Steve was as good as his word. He paid for every part of production quickly and politely. He never complained and even insisted the crew be paid union rates, despite the fact that none of them belonged to any union. He'd sometimes drop by the sets to solve a problem with police or other regulators or to calm down one of Joel's creditors. And best of all, according to Joel, was the fact that neither Steve nor any of the men he sent down to help out ever gave an opinion as to what should be in the movie. They just let Joel and his friends make whatever they wanted.
After the film—
Branded for Life
—was done, Joel entered it into a few festivals, but drew few viewers. He rapidly lost money traveling to attend the premieres. After a long and exhausting search, he couldn't find a single theater within two hour's drive from Springfield to show his film. He eventually rented an old porn theater in Chinatown with the last of Steve's money and started showing
Branded for Life
four times a day until two bikers came to the theater and told him he had to see Steve.

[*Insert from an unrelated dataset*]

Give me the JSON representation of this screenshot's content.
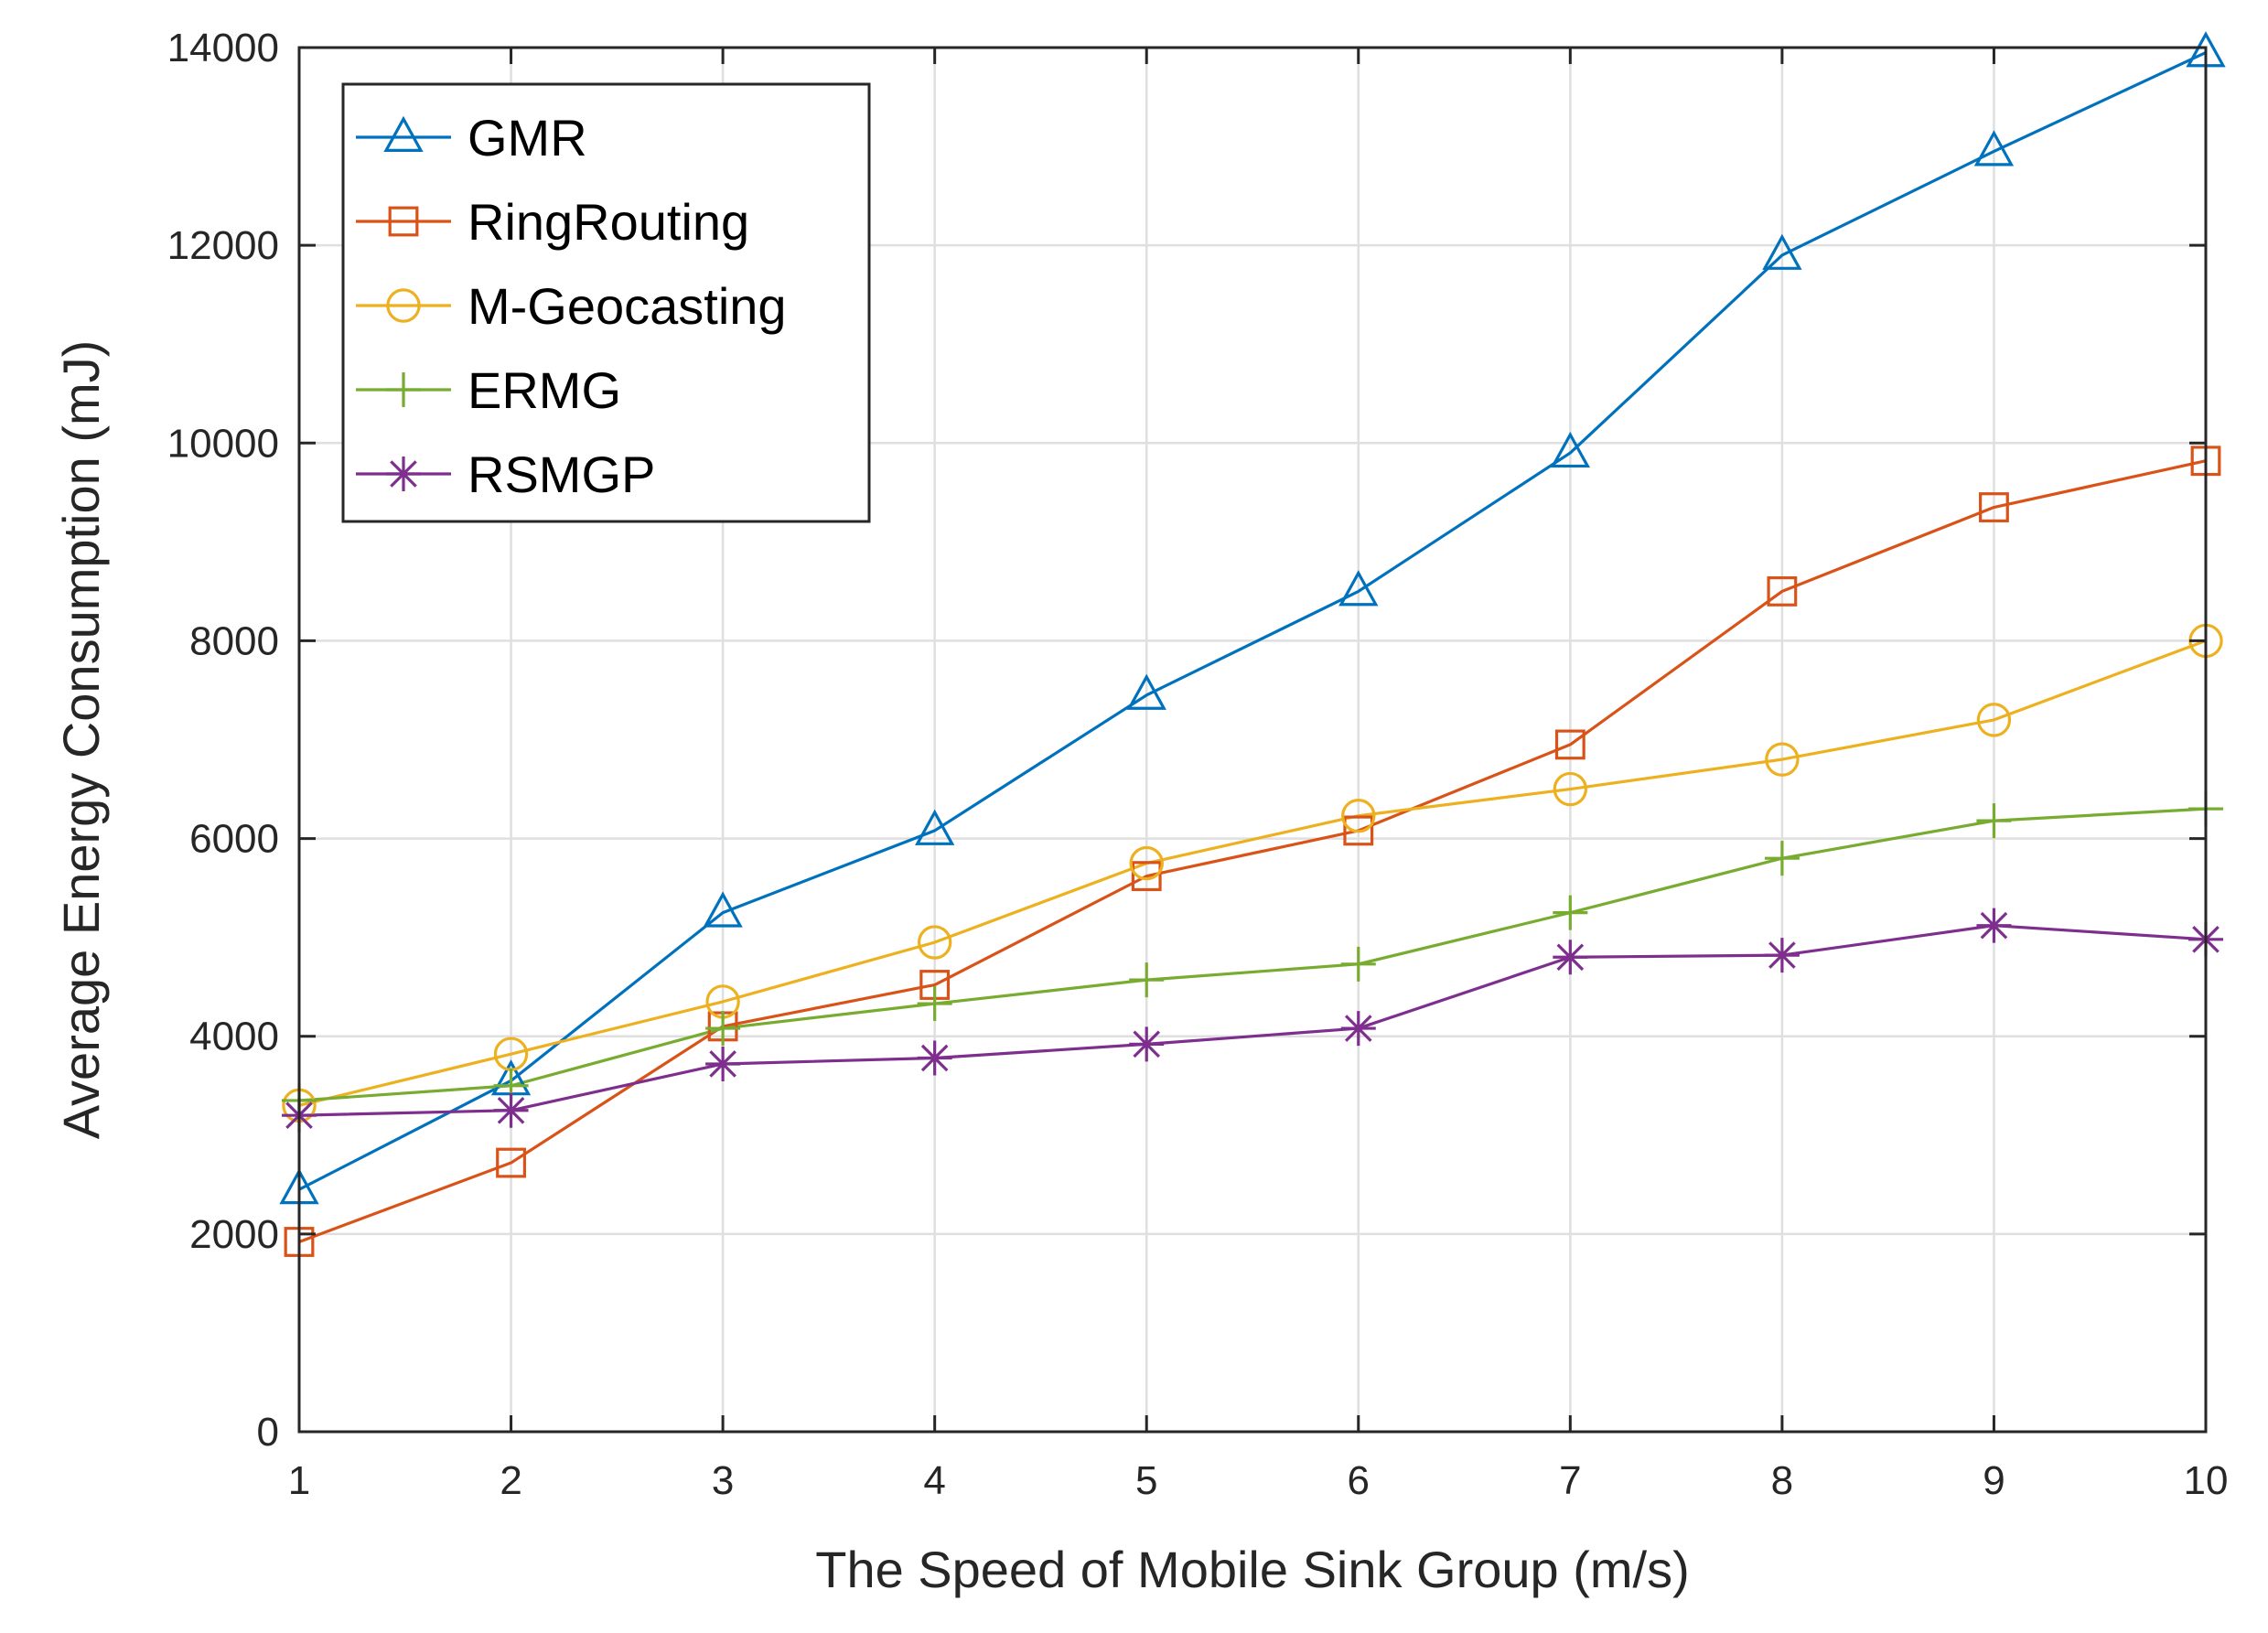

They escorted him into Steve's office. After a personable exchange, Steve got to the point. “I need you to pay me my $275,000.”
Joel shook his head as though he did not understand. “I don't have it,” he stuttered. “The movie only grossed about seven thousand.”
“Well, I guess you owe me a lot of money then . . .”
“Are you going to kill me?”
Steve laughed. “Don't be ridiculous; look, I just want my money back. I don't want to hurt anyone,” he said.
Joel looked like he was going to drop.
“I know you don't have it,” Steve eased up. “And we both know there's no way you can get it.”
Joel didn't know what to say.
“Maybe we can work something out—something that helps both of us,” Steve said.
Joel managed a weak smile.
“You know why you failed, Joel?” Steve said. “It was your movie. and you were wrong. You think the big corporations are to blame for everything in the world, when it's actually puffed-up little shits like you who run their mouths off without knowing shit.”
For perhaps the first time in his life, Joel kept his opinion to himself.
“You blame your father for everything wrong in your life when all he did was pay for the right to have his son tell him he's an asshole,” Steve said. “Just doesn't seem right to me.”
The other bikers (two more had come into the room since Steve had started) laughed. One playfully punched Joel on the left bicep. Joel put his head in his hands.